Minister of Communications (Transport)
- In office 1985–1989
- Prime Minister: Olof Palme; Ingvar Carlsson;
- Preceded by: Curt Boström
- Succeeded by: Georg Andersson

Minister of Health and Social Affairs
- In office 1989–1990
- Prime Minister: Ingvar Carlsson

Personal details
- Born: 14 May 1938 (age 87)
- Party: Social Democratic Party

= Sven Hulterström =

Swedish social democrat politician (born 1938)
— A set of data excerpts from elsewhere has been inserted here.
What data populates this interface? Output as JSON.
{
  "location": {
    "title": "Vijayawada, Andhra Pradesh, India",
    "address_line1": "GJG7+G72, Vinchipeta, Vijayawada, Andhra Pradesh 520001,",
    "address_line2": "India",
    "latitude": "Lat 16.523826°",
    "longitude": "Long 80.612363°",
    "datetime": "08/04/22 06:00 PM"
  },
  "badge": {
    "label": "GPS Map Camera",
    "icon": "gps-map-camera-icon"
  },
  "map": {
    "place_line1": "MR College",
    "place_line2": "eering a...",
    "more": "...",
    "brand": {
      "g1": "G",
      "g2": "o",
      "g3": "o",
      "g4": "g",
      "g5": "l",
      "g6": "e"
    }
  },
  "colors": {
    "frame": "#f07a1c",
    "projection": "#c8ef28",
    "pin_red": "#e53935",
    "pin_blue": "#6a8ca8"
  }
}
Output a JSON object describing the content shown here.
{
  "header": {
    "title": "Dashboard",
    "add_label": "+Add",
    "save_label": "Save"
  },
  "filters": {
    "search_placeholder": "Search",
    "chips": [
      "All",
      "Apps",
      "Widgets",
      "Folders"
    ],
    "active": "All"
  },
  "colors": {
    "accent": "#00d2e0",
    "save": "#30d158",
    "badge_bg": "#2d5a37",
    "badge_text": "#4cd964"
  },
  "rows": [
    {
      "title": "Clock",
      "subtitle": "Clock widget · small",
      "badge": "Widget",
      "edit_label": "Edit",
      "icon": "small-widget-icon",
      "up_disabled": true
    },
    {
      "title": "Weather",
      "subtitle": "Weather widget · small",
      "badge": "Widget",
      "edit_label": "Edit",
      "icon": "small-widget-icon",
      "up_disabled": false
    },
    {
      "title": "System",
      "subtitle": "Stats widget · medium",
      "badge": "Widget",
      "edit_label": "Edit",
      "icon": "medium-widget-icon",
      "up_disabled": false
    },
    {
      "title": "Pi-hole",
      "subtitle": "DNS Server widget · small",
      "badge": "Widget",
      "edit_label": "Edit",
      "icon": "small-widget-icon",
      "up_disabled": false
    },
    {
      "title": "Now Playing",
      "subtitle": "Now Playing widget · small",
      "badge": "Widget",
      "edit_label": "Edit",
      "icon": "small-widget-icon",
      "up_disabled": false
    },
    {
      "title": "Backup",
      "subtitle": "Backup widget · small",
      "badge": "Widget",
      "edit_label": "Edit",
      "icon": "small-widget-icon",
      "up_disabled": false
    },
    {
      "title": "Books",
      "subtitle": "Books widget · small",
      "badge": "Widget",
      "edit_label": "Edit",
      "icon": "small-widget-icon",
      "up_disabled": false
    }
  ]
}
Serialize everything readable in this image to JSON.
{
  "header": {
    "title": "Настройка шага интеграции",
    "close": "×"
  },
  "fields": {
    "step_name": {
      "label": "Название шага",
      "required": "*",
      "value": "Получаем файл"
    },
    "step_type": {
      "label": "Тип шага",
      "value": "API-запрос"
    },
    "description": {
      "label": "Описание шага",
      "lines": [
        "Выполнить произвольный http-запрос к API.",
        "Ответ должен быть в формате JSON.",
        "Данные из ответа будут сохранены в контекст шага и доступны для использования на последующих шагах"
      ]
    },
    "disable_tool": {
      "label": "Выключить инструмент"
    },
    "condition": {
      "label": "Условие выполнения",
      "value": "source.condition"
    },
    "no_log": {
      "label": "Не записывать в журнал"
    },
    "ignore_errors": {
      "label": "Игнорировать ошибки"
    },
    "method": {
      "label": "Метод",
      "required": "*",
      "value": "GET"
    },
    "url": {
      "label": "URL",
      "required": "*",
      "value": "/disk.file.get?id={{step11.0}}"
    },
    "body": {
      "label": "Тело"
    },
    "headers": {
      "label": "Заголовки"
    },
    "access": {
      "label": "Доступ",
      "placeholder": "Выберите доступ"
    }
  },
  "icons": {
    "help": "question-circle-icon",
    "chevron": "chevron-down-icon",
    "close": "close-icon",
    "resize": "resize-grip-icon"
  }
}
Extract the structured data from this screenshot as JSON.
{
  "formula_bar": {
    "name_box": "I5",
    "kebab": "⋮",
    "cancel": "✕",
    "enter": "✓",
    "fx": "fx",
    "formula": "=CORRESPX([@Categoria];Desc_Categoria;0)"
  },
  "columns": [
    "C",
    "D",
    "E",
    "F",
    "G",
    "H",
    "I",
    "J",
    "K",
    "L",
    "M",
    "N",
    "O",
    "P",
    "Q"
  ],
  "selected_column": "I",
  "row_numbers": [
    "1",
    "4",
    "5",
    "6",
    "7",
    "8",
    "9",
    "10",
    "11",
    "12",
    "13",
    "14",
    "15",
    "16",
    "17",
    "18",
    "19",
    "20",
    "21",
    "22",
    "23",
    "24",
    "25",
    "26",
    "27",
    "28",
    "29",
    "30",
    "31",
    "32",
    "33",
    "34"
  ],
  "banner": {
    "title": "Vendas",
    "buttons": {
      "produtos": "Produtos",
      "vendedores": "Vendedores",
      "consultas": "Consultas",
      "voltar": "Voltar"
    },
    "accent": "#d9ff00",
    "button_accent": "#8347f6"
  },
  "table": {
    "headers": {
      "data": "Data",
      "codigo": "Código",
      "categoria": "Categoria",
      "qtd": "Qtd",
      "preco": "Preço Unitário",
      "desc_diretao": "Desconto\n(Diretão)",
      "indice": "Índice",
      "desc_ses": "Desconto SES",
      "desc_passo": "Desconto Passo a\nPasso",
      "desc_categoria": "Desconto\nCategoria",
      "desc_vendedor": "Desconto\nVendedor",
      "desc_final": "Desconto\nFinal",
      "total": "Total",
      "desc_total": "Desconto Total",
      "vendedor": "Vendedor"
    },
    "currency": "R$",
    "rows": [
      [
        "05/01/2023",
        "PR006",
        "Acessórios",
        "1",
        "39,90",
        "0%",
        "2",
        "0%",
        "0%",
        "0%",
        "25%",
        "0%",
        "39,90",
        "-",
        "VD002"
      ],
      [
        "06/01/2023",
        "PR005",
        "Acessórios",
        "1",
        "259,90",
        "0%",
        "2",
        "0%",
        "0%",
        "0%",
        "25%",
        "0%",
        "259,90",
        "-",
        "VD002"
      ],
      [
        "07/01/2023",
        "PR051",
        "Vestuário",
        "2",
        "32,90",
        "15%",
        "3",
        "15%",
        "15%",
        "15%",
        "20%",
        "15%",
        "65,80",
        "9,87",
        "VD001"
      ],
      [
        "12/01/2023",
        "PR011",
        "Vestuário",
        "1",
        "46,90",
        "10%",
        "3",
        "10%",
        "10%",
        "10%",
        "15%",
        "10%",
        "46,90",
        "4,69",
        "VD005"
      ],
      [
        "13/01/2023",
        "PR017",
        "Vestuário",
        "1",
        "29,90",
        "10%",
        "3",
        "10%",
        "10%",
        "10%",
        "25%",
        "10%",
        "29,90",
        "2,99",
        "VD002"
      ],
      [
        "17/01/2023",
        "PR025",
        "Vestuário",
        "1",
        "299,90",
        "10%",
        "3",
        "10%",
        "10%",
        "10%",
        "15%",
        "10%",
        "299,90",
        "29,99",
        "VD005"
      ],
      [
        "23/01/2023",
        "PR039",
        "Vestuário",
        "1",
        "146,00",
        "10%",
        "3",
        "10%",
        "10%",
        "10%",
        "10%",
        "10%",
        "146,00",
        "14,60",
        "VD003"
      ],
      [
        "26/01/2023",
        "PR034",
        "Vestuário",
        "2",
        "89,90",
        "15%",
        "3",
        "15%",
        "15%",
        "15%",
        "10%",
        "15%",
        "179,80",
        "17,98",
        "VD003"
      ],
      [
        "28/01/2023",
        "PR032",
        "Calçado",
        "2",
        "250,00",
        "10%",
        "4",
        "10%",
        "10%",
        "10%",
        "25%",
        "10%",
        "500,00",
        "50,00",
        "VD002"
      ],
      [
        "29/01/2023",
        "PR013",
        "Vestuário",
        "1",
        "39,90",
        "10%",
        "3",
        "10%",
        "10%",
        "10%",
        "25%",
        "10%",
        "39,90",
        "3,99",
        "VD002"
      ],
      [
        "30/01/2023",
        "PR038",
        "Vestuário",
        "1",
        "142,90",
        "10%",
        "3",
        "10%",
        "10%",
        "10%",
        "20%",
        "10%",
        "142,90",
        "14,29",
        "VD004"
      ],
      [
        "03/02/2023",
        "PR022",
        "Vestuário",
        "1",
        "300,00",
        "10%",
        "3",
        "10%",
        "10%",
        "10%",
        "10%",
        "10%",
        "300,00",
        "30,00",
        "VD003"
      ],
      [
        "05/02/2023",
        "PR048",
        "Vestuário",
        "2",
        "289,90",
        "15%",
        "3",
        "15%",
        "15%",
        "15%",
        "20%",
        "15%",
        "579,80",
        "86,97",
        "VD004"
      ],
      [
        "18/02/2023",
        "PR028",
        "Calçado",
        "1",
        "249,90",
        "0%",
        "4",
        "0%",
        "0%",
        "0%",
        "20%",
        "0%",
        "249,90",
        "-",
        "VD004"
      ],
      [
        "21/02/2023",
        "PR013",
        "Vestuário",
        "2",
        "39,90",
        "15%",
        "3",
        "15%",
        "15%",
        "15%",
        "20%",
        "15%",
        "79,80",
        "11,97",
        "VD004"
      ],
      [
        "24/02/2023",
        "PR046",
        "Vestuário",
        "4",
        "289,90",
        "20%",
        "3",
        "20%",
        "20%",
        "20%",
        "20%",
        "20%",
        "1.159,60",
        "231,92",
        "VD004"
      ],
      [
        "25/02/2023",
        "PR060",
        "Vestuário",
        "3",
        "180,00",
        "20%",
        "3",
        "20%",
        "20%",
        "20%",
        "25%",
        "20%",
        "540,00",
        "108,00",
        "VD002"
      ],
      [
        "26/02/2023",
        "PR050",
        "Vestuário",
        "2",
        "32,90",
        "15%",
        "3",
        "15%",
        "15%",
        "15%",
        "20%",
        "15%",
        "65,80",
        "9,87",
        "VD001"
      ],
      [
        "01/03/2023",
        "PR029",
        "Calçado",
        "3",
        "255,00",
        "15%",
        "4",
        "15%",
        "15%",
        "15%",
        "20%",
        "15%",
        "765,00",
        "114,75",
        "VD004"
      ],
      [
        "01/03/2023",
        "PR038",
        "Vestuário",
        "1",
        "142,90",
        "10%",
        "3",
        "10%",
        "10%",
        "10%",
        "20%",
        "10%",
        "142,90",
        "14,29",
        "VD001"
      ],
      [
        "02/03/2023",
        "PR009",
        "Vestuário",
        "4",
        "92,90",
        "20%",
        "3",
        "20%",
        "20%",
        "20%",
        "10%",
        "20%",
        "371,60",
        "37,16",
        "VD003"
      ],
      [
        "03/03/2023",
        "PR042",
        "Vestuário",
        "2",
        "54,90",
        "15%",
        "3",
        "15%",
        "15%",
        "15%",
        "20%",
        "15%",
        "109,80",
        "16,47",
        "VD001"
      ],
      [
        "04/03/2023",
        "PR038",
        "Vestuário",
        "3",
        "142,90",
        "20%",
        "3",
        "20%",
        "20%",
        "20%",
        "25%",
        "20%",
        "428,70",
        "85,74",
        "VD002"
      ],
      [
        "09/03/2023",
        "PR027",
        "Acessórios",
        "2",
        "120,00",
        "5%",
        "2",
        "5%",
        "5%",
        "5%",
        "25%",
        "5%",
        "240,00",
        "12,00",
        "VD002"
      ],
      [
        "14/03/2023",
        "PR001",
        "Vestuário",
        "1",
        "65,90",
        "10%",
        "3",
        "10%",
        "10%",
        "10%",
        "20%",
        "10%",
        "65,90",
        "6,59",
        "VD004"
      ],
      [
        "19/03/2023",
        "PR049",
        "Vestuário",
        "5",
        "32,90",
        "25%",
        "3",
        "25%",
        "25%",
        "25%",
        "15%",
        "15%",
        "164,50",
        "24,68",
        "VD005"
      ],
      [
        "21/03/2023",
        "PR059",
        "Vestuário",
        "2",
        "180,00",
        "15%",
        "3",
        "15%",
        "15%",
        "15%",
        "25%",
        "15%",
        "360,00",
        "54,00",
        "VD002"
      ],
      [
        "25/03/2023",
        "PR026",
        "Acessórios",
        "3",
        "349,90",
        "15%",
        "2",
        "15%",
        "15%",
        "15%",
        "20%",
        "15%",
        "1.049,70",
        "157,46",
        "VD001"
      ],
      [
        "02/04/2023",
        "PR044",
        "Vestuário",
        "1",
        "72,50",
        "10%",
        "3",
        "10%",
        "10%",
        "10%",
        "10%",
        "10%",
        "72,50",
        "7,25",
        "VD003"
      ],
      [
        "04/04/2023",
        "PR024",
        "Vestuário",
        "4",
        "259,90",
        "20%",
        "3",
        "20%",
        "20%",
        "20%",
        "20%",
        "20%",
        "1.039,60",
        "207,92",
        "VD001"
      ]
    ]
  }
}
Sven Hulterström (born 14 May 1938) is a Swedish social democrat politician who held several political and government posts, including minister of communications (Transport) and minister of health and social affairs. In addition, he was a long-term member of the Riksdag.

==Biography==
Hulterström was born on 14 May 1938. He was a member of the Swedish Social Democratic Party. He worked at the Gothenburg City Council in the period 1971–1985 and served as the chairman of the municipal board for two terms, in the periods 1976–1979 and 1982–1985. During his term Hulterström was one of the leading figures in the regionalisation process and was instrumental in the establishment of the county of Västra Götaland.

Hulterström was the minister of communications (Transport) in the period 1985–1989 and minister of health and social affairs between 1989 and 1990. The cabinets were led by first Olof Palme and then by Ingvar Carlsson.

Hulterström was elected to the Riksdag in 1985 and served there until 2002. He held several posts at the Riksdag, including the chairman of the general assembly from 1998 to 2002. In 2003 he was named as the chairman of Stokab, an infrastructure company owned by the Stockholm Municipality.

In November 2019 a book entitled Sven Hulterström – Ett liv i politikens centrum was published by the author Mats Wångersjö.